Dear Father,
I hear you are not well.
I would have called you but your not owning a mobile phone makes calling you a tad difficult. Ma will call me from the hospital during visiting hours and hand the phone over to you. We will speak then.
I will ask you how you’re feeling. You will say you’re fine. I will be able to see three-quarters of your face (will your generation never learn how to hold a phone during video calls?) and you’ll look well. As well as one can look in the ferociously white, tube-infested setting of a hospital room. I will mumble a few banalities. Asking you not to worry and telling you - on absolutely no authority - that you will be home soon. You will say, “Yes”. Not in agreement, but to acknowledge you’d heard me because that’s how conversations work. After a few seconds of you looking at me and me looking at your forehead, you will return the phone to Ma because she has to go meet the doctor.
I will wonder if we could’ve spoken for longer if you were not a Luddite; if Ma was not the only bridge that existed between us, brought us together. But if we’re being honest, we will both admit it is not your blissful ignorance of technology that has kept - is keeping - us apart. We do not merely lack a means of communication; we lack a vocabulary, a shared language.
I do not remember how we got here. I go back to the beginning in search of clues. My earliest memories are of you singing lullabies - from an old Doordarshan cartoon I was obsessed with as a child - and regaling me, for hours, with stories of hunting man-eating tigers. (I would later discover you had “borrowed” these stories from Jim Corbett. I don’t think Mr. Corbett would mind.)
Did we use up all our words for each other in those stories and lullabies? Should we have been more cautious? Held something back for later years?
All I know about you is hearsay. I hear you have a degree in history. I hear you played cricket at University. I hear you bunked school to watch matinee shows. I hear you bestowed unflattering nicknames on your teachers - nicknames by which your parents addressed the teacher during PTA meetings because you had convinced them it was his actual name. I hear you, and your brother, often left home without informing the adult members of the household and would be missing for hours before returning home in the evening.
I have never asked you about any of this. Is that why you have never told me about any of it? Have you been waiting for me to ask?
Perhaps it is my fault. But you know how it is. I never thought to question you when I was a child and I never cared to know you when I was a teenager. (Teenagers are the worst, aren’t they?)
By the time I was feeling my way into adulthood - letting it settle on my shoulders, tugging at its unfamiliar sleeves and buttoning up to check if it fits - it was time for me to leave home. There was never any hope for us once I moved to a different city.

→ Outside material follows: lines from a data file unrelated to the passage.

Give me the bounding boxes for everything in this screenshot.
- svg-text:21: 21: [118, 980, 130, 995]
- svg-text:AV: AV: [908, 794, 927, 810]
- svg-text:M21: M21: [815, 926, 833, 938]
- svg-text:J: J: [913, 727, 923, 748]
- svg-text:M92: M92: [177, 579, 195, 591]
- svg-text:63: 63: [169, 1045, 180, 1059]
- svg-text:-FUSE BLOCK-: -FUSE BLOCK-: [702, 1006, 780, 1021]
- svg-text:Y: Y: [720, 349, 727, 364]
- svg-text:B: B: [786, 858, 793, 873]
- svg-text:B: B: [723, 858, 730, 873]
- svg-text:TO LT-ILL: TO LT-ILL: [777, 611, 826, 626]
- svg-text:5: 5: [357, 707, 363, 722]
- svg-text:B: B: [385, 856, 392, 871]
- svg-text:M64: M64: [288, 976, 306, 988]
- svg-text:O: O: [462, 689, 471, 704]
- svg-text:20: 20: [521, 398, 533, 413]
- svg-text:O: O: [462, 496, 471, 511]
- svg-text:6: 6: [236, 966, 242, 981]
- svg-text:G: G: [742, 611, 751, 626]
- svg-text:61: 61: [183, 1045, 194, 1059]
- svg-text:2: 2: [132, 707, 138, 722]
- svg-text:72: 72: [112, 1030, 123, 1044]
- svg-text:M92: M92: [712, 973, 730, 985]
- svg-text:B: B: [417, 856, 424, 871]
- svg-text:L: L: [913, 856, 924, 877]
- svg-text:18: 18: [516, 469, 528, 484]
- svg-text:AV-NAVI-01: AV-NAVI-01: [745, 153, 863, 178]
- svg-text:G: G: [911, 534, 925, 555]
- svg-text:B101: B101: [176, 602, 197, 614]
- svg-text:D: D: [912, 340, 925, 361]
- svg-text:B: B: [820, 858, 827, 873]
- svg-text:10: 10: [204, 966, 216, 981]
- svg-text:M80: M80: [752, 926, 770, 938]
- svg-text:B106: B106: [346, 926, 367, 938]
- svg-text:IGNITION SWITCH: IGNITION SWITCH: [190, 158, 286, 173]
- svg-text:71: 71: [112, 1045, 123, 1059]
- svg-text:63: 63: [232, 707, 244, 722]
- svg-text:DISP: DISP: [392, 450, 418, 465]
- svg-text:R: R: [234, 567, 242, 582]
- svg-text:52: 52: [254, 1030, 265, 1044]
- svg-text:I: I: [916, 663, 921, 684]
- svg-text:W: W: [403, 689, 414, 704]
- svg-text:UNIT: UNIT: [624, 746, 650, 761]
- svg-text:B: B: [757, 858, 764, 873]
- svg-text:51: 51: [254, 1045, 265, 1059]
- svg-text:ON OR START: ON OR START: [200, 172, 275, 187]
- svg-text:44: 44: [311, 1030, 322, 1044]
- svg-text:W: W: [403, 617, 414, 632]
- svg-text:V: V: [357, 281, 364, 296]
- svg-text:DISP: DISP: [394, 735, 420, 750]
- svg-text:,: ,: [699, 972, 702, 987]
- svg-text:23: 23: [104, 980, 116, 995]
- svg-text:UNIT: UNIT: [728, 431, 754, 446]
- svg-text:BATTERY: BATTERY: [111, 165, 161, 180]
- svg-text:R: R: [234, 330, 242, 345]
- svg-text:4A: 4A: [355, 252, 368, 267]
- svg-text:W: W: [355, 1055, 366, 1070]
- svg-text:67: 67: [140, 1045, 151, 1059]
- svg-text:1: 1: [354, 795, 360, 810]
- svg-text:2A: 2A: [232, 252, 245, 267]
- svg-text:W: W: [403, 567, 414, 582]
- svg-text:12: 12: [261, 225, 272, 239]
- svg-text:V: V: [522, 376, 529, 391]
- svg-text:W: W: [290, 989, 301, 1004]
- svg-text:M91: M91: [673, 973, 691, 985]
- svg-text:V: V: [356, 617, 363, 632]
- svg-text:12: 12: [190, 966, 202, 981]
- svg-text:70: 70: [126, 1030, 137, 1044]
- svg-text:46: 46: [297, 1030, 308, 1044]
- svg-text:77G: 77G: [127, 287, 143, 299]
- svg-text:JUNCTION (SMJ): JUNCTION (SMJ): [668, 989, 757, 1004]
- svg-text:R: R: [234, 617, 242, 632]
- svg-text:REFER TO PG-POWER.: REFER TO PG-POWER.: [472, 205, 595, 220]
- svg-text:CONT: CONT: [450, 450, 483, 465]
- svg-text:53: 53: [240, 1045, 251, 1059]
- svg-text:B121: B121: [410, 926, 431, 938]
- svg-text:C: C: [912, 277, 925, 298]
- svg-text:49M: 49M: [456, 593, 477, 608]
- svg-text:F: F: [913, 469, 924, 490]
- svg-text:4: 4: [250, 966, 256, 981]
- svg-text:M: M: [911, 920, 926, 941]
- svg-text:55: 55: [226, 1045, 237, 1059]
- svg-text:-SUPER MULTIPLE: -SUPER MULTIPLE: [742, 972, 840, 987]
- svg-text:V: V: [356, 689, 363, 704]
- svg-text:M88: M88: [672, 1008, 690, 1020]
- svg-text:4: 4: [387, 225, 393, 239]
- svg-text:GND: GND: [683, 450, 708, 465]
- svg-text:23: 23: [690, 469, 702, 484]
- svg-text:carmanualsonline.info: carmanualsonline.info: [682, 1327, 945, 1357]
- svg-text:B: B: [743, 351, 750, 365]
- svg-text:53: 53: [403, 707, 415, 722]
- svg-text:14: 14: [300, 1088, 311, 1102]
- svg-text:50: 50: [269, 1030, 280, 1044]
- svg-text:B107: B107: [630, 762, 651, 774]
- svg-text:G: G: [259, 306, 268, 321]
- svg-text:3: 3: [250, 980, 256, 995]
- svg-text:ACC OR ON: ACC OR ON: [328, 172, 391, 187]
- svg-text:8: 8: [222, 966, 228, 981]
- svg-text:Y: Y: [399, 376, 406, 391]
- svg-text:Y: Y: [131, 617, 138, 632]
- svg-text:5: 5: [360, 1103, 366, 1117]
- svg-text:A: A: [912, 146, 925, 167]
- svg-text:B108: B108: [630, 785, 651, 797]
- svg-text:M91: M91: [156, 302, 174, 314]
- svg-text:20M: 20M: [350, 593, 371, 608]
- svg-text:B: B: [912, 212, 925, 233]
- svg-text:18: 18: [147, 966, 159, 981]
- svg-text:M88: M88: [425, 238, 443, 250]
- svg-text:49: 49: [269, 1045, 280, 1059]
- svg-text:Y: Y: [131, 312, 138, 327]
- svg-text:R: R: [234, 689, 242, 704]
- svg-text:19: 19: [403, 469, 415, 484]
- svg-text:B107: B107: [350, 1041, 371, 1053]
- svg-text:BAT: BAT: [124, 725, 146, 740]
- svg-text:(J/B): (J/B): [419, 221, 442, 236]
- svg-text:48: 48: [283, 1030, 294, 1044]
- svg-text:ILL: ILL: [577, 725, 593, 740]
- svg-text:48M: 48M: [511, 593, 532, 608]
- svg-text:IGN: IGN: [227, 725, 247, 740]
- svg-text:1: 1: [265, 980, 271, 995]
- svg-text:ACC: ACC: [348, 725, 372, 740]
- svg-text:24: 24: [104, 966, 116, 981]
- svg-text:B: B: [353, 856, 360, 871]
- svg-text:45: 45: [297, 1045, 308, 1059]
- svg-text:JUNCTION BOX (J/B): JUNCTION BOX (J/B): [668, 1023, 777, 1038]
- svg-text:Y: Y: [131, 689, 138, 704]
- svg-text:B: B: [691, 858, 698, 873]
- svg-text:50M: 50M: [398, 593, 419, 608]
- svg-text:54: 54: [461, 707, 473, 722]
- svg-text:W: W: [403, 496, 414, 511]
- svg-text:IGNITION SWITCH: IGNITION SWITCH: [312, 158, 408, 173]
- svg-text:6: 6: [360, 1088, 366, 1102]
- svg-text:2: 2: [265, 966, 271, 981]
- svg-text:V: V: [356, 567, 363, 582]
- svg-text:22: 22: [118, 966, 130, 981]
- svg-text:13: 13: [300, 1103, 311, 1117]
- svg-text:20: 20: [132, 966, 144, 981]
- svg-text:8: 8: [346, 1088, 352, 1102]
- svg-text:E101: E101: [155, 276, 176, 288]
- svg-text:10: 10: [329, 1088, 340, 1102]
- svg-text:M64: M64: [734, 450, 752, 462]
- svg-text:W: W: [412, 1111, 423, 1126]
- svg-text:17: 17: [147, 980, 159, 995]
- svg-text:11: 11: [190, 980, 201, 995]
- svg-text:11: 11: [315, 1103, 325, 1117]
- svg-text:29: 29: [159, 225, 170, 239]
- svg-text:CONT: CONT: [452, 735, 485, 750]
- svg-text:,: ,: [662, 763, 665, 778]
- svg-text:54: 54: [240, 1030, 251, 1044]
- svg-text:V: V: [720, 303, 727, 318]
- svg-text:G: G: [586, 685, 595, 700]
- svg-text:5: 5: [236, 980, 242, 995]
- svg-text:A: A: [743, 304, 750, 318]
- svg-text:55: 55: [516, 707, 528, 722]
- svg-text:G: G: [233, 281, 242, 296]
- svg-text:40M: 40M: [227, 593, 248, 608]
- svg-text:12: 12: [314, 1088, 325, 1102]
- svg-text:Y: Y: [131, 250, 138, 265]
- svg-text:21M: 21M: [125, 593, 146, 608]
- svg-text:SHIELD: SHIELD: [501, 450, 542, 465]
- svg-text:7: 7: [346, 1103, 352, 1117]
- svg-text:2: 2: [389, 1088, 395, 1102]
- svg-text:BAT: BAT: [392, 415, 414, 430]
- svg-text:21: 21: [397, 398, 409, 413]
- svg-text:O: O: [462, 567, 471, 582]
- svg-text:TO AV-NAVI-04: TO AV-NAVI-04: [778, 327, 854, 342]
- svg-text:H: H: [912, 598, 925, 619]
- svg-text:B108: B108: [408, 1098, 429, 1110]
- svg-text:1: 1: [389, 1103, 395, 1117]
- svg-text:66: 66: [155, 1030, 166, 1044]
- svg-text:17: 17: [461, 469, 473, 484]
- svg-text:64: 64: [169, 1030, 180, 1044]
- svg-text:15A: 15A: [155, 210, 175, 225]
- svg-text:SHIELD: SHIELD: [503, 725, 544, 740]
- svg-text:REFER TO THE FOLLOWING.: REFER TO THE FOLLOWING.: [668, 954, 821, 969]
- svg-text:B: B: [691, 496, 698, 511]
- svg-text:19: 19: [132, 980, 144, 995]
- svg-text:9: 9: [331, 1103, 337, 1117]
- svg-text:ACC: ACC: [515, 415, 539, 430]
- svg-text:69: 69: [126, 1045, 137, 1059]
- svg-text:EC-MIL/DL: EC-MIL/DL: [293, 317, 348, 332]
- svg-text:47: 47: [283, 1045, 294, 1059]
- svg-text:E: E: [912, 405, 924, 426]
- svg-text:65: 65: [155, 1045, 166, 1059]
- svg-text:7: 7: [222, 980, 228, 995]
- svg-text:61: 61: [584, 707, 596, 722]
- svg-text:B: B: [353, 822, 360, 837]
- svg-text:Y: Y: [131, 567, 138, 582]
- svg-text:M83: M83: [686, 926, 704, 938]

Long-distance relationships are never easy. (Especially when one party does not own a phone.) Our drifting apart was inevitable I suppose but we let ourselves become strangers to each other, only capable of sharing awkward hugs and birthday greetings and pregnant silences. With every passing year, I wish it wasn’t this way.
By the time you read this (on Ma’s phone), I will be home. If it all goes to plan, you should be home too and, hopefully, feeling better. It’ll be good to see you again. I think you and I should have a chat. I think we have a lot to talk about. I think it’s time. Don’t you?
Excellenr
Were you writing about my dad and me?? Nicely written. In my case, my dad does have a phone but he ‘speaks’ to me only when in a good mood, or when concerned about me...health, job that sort of thing. But never the stories of his bachpan and growing up. For me all that I know about his life is from others, or him telling it to others in my presence. On a recent visit to my home, they live in Ahmedabad, me in Pune, I realised that he spoke quite freely to my wife, regaling her with stories about his adventures. And then I remembered that he wanted a girl. He’s never told me this of course, but my mum did, more of a ‘see your dad didn’t even want me, I did, so love me more’. Anyways, that realisation made things clearer, maybe he wanted a girl because he would have connected more with his kid. He wouldn’t have had so many expectations.